Certainly many, including the artists here, celebrate the potential of what Lessig, interviewed in Hershman’s piece, calls a creative commons. A digitally enabled de-territorialization of information is at the heart of this “remix” culture. Vast amounts of cultural, social, and other information, valuable or not, organized or random, information that was once held in specific locations, controlled by restricted circles of specialists or agencies, or simply in the possession of individuals, is now spread far and wide, available for reworking and recirculation, remixed through a few items of information technology.

But there are, of course, dark sides to all this. Not everyone has access to information technology and the internet (though listen to Gilberto Gil). Digital media, with their growing ubiquity and easy management, facilitate a society of surveillance, agencies watching us, merging private and public (the solo authored videos of “Underscan” projected into the most surveilled space in the world). Meanwhile powerful interests are making considerable efforts to treat information as private property, to restrict its circulation, to thwart a creative commons and to captalize on controlled creativity. In the new global techno-military-entertainment complex, the biggest investor in simulation and video game technology is the US military.

For too long we have been encouraged to treat media as institutionalized forms, such as Television or the Movies, or with reference to the materials and methods used in the production of a work (oil on canvas, video, print), or in terms of messages and meanings communicated by an author to an audience. The three works in “Video as Social Agent” challenge such ideas. They are all about location and process: a virtual world, a city square, systems and algorithms for soliciting creative participation in utopia/noplace, my space. They deal in architectures and theaters of encounter, interaction and performance. They suggest that media are as much about modes of engagement between people, ideas, artifacts and settings as they are about the communication of messages or the representation of “reality”. In our information age the irony of digital media is that the task is not so much to read the signal against background noise, to figure out meaning, but to establish the arrangement of interested parties and works, the circuits of distribution of resources and products. Sometimes it is hard enough to simply find stuff.

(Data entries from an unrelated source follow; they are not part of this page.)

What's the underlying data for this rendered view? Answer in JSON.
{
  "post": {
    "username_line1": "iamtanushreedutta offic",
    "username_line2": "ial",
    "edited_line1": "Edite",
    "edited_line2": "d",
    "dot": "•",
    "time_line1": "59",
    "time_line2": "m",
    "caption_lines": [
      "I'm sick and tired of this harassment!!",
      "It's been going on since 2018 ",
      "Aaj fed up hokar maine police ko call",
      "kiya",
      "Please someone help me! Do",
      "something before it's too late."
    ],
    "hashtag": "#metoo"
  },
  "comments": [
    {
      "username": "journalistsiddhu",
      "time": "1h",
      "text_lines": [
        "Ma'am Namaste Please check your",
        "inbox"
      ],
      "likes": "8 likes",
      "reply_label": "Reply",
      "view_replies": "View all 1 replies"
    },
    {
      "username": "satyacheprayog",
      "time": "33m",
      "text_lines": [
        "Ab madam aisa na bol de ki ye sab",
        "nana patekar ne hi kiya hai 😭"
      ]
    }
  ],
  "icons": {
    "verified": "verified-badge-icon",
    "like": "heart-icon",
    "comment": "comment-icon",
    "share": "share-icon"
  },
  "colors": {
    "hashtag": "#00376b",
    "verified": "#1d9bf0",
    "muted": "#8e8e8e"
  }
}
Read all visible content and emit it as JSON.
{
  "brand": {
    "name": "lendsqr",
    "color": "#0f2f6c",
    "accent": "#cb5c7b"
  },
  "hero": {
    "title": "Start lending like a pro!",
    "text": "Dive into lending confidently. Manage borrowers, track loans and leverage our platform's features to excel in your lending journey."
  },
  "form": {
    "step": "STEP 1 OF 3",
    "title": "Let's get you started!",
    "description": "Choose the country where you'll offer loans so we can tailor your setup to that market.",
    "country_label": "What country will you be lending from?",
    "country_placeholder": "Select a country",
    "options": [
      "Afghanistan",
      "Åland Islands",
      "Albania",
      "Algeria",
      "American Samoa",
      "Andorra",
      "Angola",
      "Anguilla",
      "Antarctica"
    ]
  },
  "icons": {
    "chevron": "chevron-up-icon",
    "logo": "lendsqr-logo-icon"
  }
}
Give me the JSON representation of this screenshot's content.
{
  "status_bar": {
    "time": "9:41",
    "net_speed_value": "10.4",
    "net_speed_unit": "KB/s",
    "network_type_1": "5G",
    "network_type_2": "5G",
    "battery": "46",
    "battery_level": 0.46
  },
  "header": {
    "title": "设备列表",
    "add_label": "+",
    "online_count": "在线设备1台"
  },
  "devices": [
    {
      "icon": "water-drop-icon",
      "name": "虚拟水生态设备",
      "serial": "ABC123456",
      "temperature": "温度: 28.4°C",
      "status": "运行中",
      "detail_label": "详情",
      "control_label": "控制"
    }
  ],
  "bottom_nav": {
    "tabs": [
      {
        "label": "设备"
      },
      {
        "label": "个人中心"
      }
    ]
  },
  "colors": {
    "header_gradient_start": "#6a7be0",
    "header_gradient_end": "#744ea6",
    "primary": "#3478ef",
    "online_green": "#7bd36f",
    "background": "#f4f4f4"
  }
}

In this political economy of new media we are presented with various roles for the artist: they may act as prompt, instigating artwork; they may be commentator or critic, standing back to generate insight; above all, perhaps, they may act as dramaturg or scenographer, setting up arrangements and assemblages so as to enhance this popular digital poetics of collaborative cocreation.

This performative space is indeed about social agency — the ability of individuals and communities to effect changes that matter, to exert influence, to be represented, to be the agents at the root of the creation of values and goods. Radical distinctions between real world and virtual world, between reality and representation are secondary matters, because we have always lived in mixed realities constituted by imagination. Our individuality has always been negotiated in terms of others — we are our relationships with others. For as long as we have been human we have presented avatars to the world, proferred representations of ourselves, memories of who we were, stories of what we are, dreams of what we could be, worlds that we might build together.